POWER OF TRIALS & SOCIAL PROOF
When you look at the Innovation Adoption Curve, Innovators and Early Adopters are largely driven by scarcity - they want what others can’t have or don’t know about. The Early and Late Majority are driven by social proof. They want something that’s been tried, tested and has a degree of talkability. Trials are a great way for people to safely experiment with risk and get quick wins.

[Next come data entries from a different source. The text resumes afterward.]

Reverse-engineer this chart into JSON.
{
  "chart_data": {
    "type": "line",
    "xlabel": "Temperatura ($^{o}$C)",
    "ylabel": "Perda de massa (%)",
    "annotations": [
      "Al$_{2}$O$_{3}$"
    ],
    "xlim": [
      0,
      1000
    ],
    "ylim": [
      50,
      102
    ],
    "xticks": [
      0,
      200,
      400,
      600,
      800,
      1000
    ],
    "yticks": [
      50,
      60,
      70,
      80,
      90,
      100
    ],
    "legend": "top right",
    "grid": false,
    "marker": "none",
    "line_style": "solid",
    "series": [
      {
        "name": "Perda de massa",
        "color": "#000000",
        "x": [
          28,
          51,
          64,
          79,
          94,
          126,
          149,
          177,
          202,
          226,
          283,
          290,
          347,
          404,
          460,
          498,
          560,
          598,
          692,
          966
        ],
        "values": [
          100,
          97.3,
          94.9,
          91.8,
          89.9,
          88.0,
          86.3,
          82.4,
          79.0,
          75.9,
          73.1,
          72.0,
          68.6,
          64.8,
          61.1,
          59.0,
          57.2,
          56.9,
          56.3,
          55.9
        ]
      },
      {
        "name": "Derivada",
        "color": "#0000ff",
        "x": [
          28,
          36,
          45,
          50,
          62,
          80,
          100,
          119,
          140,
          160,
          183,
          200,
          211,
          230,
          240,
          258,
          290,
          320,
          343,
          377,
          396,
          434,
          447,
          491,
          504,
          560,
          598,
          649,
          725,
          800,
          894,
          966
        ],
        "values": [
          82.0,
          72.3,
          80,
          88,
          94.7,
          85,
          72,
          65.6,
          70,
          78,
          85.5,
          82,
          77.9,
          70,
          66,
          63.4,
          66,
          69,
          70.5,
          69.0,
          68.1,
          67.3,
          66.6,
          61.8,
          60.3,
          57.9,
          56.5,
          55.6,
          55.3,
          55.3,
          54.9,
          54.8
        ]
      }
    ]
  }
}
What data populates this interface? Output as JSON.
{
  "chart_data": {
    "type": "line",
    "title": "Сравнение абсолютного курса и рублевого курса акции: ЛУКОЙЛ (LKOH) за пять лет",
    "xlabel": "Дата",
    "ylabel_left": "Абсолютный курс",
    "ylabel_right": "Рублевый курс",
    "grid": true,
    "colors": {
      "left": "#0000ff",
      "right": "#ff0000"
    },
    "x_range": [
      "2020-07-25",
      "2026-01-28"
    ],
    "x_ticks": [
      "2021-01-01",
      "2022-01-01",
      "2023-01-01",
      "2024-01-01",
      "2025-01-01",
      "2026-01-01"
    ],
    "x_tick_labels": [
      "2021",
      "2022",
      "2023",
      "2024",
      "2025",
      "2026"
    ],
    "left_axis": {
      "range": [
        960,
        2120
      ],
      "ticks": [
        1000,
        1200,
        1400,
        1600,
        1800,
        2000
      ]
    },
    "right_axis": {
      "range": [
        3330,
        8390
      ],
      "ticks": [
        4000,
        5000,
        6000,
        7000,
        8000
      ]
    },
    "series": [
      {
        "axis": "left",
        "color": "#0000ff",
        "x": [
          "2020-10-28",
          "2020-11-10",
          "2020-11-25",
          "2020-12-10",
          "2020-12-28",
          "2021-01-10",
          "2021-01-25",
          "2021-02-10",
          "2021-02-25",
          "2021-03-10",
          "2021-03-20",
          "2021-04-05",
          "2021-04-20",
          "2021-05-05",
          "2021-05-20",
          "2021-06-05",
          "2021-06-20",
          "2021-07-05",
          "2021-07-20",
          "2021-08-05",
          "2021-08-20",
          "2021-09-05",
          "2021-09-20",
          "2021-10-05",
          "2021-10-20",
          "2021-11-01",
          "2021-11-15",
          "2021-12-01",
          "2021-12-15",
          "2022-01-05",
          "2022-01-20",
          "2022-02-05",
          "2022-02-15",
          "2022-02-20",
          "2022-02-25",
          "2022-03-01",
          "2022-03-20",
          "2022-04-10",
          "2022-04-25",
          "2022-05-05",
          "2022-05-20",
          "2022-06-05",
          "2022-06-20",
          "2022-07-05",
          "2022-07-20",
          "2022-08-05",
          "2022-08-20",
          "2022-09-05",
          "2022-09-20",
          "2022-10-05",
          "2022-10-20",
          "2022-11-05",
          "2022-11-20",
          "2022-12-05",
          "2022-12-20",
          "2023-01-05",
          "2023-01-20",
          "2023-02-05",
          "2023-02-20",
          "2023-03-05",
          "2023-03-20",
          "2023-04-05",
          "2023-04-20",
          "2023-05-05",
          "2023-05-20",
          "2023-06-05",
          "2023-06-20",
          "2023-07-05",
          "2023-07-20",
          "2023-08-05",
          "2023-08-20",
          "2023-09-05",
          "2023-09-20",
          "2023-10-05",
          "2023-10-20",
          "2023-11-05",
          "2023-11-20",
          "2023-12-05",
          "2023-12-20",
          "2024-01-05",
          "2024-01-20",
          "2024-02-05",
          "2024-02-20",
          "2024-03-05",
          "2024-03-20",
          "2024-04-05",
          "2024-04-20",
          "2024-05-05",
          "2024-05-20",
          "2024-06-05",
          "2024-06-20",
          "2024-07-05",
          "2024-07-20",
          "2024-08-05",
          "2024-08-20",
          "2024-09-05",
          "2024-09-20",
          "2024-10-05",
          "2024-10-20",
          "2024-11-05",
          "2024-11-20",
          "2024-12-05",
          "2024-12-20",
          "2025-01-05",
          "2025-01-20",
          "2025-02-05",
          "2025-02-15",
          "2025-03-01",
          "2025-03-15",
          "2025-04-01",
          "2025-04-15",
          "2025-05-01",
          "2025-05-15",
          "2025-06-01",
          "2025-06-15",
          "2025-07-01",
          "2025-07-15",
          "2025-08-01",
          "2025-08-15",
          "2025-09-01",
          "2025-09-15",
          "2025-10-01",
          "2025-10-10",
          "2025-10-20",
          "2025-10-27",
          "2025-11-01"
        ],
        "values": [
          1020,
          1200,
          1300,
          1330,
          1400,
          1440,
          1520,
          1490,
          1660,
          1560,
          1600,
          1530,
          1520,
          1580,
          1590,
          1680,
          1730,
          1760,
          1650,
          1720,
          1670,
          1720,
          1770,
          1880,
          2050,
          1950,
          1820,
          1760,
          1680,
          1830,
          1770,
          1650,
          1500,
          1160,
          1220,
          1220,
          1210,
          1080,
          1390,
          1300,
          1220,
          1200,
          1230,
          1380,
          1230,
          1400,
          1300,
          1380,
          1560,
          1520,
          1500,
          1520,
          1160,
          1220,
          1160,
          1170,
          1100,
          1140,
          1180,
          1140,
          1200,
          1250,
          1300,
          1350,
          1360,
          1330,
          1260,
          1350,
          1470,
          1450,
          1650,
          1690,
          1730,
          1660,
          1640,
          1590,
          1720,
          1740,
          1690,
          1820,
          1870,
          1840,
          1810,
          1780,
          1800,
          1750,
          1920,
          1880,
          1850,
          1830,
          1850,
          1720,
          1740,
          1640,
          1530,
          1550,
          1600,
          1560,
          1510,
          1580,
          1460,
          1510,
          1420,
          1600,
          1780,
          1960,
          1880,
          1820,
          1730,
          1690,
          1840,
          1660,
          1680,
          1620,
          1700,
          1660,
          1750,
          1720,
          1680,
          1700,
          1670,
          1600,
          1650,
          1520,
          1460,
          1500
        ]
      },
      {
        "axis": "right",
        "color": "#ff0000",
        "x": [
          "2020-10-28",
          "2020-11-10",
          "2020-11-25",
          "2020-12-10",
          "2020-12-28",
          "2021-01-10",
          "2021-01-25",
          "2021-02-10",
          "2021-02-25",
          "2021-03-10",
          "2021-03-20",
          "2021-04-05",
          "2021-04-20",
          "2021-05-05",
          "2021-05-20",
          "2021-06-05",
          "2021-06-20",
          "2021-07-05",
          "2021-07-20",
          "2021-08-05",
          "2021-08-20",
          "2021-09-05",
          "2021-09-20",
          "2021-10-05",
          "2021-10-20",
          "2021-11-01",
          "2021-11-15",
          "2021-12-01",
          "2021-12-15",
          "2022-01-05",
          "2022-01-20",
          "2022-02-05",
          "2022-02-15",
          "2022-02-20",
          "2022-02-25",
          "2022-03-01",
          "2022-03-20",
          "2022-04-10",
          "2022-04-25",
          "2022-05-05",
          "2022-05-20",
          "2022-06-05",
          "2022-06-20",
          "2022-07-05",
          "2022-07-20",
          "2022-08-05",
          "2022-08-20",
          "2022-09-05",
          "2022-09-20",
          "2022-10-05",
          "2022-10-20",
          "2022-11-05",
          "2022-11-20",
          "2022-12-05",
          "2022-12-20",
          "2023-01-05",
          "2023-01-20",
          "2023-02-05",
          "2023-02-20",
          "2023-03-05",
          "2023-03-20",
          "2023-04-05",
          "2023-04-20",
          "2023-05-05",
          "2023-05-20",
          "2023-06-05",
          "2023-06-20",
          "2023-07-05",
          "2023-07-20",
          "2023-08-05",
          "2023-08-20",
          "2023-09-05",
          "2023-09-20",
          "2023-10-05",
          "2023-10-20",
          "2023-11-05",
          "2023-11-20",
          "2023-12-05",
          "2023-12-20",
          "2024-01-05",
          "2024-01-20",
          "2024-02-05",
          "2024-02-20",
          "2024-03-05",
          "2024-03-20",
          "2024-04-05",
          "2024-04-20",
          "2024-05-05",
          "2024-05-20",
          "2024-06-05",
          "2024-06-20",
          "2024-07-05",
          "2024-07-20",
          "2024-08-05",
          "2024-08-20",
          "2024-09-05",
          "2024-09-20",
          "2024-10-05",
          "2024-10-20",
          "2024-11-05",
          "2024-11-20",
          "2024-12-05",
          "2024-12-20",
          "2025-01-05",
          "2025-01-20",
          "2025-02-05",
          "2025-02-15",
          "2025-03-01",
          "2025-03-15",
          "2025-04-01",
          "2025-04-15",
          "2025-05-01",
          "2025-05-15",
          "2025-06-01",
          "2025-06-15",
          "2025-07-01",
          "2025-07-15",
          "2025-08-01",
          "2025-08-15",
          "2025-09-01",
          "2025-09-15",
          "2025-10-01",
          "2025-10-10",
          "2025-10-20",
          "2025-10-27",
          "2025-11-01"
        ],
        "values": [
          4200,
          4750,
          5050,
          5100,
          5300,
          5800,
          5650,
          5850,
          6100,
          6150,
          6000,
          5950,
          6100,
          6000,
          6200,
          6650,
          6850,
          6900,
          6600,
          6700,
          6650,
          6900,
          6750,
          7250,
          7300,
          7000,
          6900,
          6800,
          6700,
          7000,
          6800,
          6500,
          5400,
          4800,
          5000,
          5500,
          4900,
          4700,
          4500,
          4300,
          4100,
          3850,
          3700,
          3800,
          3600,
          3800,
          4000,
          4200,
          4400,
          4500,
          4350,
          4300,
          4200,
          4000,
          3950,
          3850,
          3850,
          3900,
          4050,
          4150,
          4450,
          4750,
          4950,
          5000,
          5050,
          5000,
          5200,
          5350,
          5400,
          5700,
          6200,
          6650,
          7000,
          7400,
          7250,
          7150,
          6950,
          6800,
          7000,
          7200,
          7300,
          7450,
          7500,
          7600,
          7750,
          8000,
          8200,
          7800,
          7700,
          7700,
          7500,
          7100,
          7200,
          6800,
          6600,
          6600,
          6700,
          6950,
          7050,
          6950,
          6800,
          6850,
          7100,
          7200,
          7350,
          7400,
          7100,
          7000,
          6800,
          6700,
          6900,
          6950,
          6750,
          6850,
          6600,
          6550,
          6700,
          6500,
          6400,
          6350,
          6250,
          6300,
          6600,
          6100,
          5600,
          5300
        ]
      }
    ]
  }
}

Sarah detailed how Football Australia used trialling concepts like the parental policy to drive change. “I think you have to create a space within leadership, but also within the team to be on board with the vision. When trying to disrupt the sporting ecosystem, you need to do things differently. You need to pay equal pay, and if you think about how we support mothers in high performance, you are in new territory and you’re not always going to get everything right. Trialling the parental policy created a safe space where people can test and fail. I think we did that really well. Katrina Gorry excelled as a player by having her daughter with her in the high performance environment.”
POWER OF FAILURE & STORY
Greg described that failure is how we learn. “I think it’s particularly interesting in academia because we don’t talk about failures. You don’t publish them and say, here’s the spectacular failure. This experiment we prove nothing. That doesn’t get published. The only way we get that knowledge out so that someone else doesn’t go and make that same mistake is to tell the story of what we did.”
Will described that telling a story of risk to potential customers is very beneficial. “Showing a real example of something that happened, like an unusual object in space, helped the customer to visualize themselves in the story, and that had huge benefits. The transformation that we saw in customers when we gave them a new perspective was incredible.